Facade of the iconic La Fenice theatre in Venice
The St Mark's route will bring users to La Fenice ©Marco Rubino/Shutterstock

In addition, the project plans to create an accessible itinerary from the Basilica di Santa Maria della Salute to the Punta della Dogana. And on Giudecca island, at the opposite side of the canal, an accessible route will be created with a new ramp on San Cosmo bridge.

Speaking of the plans, Arturo Gaona, head of partnerships and supply for Wheel the World travel company, told Lonely Planet: "Venice is a city that people can enjoy from the water but also on foot or wheels, but it can get very tricky if you are a traveler with a disability as you really need to know the right alleys, bridges and vaporetto connections in order to avoid obstacles.

"The wheelchair accessible route project will be a game changer not only for travelers but also for locals, and in combination with the already good accessibility of the vaporettos Venice will become an example for other historic cities."

Venice is made up of 121 islets linked by 435 bridges, and many of those bridges are a barrier for people with mobility impairments, as well as people with strollers, tourists carrying suitcases and cyclists.

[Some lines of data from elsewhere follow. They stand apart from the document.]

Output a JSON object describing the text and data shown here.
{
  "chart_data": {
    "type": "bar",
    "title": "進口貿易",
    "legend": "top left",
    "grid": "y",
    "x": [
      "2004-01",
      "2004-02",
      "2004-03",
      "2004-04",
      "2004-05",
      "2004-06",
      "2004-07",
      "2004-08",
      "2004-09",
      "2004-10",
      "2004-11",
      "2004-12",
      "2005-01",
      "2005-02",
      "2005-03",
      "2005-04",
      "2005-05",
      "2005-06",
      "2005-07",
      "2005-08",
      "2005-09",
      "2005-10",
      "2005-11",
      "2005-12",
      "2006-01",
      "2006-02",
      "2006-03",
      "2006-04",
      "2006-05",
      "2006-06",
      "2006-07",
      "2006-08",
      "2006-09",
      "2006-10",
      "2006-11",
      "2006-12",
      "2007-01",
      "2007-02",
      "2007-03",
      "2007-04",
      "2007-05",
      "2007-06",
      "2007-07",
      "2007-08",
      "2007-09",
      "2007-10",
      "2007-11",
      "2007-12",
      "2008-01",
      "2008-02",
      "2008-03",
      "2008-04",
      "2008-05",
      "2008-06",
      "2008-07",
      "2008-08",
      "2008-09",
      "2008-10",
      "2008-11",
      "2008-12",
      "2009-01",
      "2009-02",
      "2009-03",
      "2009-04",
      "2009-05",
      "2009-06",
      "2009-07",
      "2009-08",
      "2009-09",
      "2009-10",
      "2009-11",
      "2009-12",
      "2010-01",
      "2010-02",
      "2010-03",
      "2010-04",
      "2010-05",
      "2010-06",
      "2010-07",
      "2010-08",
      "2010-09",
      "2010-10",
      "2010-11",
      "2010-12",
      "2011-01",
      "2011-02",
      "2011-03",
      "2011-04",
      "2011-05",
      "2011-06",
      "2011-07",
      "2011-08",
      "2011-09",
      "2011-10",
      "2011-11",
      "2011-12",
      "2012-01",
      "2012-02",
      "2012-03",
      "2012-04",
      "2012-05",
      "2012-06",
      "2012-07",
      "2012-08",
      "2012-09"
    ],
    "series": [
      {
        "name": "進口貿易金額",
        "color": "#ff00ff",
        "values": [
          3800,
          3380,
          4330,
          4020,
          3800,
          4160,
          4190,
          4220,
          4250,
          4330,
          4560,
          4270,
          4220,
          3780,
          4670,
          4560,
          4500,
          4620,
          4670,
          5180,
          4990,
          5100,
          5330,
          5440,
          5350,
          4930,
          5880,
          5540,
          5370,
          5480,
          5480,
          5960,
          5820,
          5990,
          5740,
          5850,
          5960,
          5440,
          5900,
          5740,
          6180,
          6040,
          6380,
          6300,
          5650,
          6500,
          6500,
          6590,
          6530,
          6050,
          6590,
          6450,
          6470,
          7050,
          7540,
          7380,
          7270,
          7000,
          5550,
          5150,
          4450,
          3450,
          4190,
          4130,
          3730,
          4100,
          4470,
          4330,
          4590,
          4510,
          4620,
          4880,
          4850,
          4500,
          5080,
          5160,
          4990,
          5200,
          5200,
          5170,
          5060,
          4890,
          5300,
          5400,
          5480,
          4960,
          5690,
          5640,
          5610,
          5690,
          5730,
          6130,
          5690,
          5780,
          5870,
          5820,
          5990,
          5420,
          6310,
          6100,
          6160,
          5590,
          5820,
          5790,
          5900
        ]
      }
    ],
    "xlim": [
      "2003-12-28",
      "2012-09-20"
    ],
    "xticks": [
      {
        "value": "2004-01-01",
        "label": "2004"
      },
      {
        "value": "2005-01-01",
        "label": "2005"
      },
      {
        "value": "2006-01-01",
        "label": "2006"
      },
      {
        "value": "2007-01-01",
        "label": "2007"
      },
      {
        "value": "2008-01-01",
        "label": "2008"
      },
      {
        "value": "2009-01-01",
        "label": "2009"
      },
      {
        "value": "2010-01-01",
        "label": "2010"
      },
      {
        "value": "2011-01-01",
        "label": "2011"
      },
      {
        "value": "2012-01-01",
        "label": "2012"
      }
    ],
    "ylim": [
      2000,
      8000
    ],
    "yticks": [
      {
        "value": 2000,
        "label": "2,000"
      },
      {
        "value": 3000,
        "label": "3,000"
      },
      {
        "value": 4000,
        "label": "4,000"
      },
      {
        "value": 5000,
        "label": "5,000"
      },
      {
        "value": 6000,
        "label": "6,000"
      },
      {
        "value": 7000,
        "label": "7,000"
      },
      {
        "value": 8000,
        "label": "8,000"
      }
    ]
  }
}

After years of open talks with various groups representing the needs of people with diverse abilities, the city council is turning the issue on its head.

Councillor Zaccariotto pointed out that it will take approximately two to two-and-a-half years to complete the project, which is set to cost an estimated $1.6 million. That's because it has to go through a number of administrative phases first, including a call for tenders, execution of works and rigorous testing. But once complete, it will be the first time in the city's history that it's wheelchair-accessible. Within the project, there are also plans to make the city more accessible for people with visual impairments too.

Gaona added that Venice would further cement its place as one of the world's most accessible cities if it revived the Gondolas4all project; a campaign started in 2016 by two gondoliers to make the city's iconic gondolas wheelchair-friendly that stalled due to lack of funding.